Her father shrugged and, for a moment then, he seemed to her like a frightened boy, confused, grasping at any explanation. And for that moment, washed again by another wave of guilt, she wanted to cross the room and hold him in a warm embrace, hold him and rock him as if he were a child. He’d lost his wife, now his best friend. The daily reports from the South made it seem that their world—his world—so carefully constructed, so perfectly luxurious, so neatly labeled, was about to be shattered like a beautiful ceramic plate thrown against the wall. The Allies were moving north. How would they treat a man who’d been sending his finest wines to the SS? Whose best friend’s factories had made uniforms and boots for the Fascist army? How would the Nazis react if they discovered that deserters had been hidden in his barn?
Her father’s cheeks were bubbling, his blue eyes swinging side to side.

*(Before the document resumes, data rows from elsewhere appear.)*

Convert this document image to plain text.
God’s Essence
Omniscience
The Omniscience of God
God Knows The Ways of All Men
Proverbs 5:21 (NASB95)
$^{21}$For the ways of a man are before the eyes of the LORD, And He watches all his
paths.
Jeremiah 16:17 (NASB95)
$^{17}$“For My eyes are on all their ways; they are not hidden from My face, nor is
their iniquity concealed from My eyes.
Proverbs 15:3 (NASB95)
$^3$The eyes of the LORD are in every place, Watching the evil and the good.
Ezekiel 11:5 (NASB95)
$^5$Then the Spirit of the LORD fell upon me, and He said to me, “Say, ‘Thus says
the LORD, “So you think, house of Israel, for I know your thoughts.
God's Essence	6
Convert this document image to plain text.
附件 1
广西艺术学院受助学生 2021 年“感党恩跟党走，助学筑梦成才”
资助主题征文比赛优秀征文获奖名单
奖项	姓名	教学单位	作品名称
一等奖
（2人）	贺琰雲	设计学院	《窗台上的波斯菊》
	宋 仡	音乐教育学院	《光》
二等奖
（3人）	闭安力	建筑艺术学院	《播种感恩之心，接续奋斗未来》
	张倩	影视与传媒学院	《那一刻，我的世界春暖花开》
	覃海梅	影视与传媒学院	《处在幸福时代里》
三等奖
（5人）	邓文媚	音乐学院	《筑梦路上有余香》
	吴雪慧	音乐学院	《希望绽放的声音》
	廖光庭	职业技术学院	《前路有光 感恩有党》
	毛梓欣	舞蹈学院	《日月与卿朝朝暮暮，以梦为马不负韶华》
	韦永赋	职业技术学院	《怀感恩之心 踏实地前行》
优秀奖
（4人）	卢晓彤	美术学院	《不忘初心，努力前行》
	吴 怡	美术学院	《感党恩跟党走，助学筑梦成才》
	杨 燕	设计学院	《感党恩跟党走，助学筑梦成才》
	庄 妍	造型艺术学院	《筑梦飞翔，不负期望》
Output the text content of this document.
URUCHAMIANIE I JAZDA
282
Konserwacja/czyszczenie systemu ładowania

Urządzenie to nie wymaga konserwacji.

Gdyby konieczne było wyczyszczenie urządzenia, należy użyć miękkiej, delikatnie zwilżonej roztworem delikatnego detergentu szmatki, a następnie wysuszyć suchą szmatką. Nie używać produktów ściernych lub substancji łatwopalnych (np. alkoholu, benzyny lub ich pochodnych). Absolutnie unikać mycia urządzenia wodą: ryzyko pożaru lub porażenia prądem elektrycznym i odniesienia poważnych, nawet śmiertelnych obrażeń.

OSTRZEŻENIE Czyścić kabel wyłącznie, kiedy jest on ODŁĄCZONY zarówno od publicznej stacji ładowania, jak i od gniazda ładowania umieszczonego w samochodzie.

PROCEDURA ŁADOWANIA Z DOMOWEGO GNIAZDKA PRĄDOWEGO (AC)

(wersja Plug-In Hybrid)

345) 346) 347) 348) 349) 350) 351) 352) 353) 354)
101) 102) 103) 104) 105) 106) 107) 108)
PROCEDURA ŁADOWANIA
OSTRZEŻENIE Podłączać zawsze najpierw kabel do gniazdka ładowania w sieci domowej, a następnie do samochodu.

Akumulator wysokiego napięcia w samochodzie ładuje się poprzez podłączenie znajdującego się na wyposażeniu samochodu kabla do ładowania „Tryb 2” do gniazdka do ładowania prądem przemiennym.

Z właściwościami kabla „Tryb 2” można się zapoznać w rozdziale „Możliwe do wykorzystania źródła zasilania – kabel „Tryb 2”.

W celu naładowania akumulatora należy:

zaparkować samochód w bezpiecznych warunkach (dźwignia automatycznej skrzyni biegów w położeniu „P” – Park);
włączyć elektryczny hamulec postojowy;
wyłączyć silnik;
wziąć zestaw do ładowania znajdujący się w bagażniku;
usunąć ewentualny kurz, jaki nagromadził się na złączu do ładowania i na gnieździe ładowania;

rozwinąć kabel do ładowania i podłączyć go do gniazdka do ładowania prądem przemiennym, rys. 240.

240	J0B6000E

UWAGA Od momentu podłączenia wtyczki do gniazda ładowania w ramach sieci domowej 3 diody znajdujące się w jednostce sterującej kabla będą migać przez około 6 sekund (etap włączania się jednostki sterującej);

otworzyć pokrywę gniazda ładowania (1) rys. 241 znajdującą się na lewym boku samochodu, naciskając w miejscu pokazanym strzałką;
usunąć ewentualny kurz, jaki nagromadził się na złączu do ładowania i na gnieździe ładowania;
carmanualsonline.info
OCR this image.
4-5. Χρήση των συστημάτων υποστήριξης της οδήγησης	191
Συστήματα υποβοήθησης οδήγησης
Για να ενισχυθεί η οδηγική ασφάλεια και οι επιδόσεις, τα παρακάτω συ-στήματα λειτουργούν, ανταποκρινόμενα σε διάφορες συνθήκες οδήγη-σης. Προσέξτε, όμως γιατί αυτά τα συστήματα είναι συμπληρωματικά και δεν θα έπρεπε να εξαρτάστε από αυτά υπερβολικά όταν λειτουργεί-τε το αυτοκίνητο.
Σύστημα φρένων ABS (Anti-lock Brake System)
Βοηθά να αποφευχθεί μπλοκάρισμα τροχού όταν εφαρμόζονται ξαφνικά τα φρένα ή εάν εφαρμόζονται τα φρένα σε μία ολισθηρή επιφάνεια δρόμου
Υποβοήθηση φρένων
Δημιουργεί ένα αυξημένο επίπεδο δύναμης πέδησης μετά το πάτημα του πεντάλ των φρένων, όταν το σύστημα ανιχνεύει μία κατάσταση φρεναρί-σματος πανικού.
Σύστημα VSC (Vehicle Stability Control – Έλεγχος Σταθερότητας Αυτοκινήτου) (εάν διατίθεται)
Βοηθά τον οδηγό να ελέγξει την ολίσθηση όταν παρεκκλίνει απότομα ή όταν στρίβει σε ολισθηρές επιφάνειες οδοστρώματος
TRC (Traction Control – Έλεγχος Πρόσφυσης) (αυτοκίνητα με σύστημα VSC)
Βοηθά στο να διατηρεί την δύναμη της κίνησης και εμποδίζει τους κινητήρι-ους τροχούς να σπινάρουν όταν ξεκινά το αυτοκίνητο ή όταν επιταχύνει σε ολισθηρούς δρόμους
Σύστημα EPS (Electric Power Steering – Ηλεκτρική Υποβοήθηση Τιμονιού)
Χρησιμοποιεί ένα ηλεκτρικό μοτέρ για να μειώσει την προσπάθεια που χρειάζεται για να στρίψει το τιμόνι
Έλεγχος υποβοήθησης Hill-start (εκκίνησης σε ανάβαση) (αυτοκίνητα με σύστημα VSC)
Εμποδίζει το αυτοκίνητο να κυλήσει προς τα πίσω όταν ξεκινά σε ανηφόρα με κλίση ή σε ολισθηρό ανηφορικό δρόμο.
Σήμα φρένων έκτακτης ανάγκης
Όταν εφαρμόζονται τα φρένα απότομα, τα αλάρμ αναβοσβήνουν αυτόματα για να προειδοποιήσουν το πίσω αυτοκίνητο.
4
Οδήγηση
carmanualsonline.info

“They . . . I don’t know. Who knows? Something is happening, Vittoria. They have apparently killed one of the horses!”
“What! Father, oh Lord and Savior. Is Enrico safe?”
Her father nodded as if in a trance. She did cross the room then and take him by both hands. “Please tell them I’m ill, that I’ve been vomiting ever since Massimo died. My own godfather. Look at me, I’m broken, Father.”
It was all another act. The words seemed to lift out of a dark place, the throat of another person. A small, terrified, guilty person, but one who was capable of putting on an act in order to save herself.
“Broken,” Umberto repeated, his cheeks shaking, and for a moment Vittoria believed that her act had worked.
But then her father swung his head from side to side, bent his lips in against each other. “I can’t, Vittoria,” he said. “The man, this captain. He’s insisting. Who knows what else he’ll do if we refuse. Kill the other horse. Set the house on fire. You must come downstairs. You must. Now.”
He squeezed her hands once, turned and walked out of the room, and she saw no option but to follow. Better that than hear the sound of boots on the marble stairs and see the demon captain standing at the door of her bedroom, grinning, unbuckling his belt.
Before she’d gone even halfway down the stairs, she could see his black boots, then the trousers of his military pants, his hands clasped behind his back, and at last his head, uncovered by the usual military cap. He held the cap in one hand, and she wondered if, after pissing on their vegetables, he could possibly have taken it off out of respect for the house.
Two more steps and she saw the man spin around and lock his eyes on her, then run them from her face down to her feet and back again, as if assessing a farm animal he was thinking of buying.
Her afternoon merenda, tea with a slice of bread and their own salami, was pushing up against the back of her throat. She stopped in front of him and waited. Without a word, he reached out and took hold of her arm, and led her across the foyer into the small sitting room where her mother had often sat sewing, and where she’d sometimes breastfed Enrico when her husband wasn’t around to forbid such a “public display.” The captain said nothing, not a word, just kept holding her with his fingers tight on the back of her right arm, as if she might try to run away. Vittoria was doing her best to pretend she was unafraid, but her breath was coming in short gulps and she could feel rivers of perspiration running down her sides, trickling along her ribs.
Still grasping the back of her upper arm, the captain led her with a peculiar gallantry to a brocade sofa and gestured that she should sit. He pulled up a straight-backed chair—too close—and sat opposite her, adjusting his wire-rimmed spectacles, setting his hat (she noticed a piece of straw clinging to it) carefully on the coffee table, brushing back with three fingers what was left of his thinning brown hair. All in all, he was a particularly unattractive man, his face thin, centered by a blunt nub of a nose, his eyes slightly asymmetrical and the irises a pale-brown color with yellow streaks. With the first word out of his mouth, “Allora”—all right now—Vittoria remembered his awful Italian.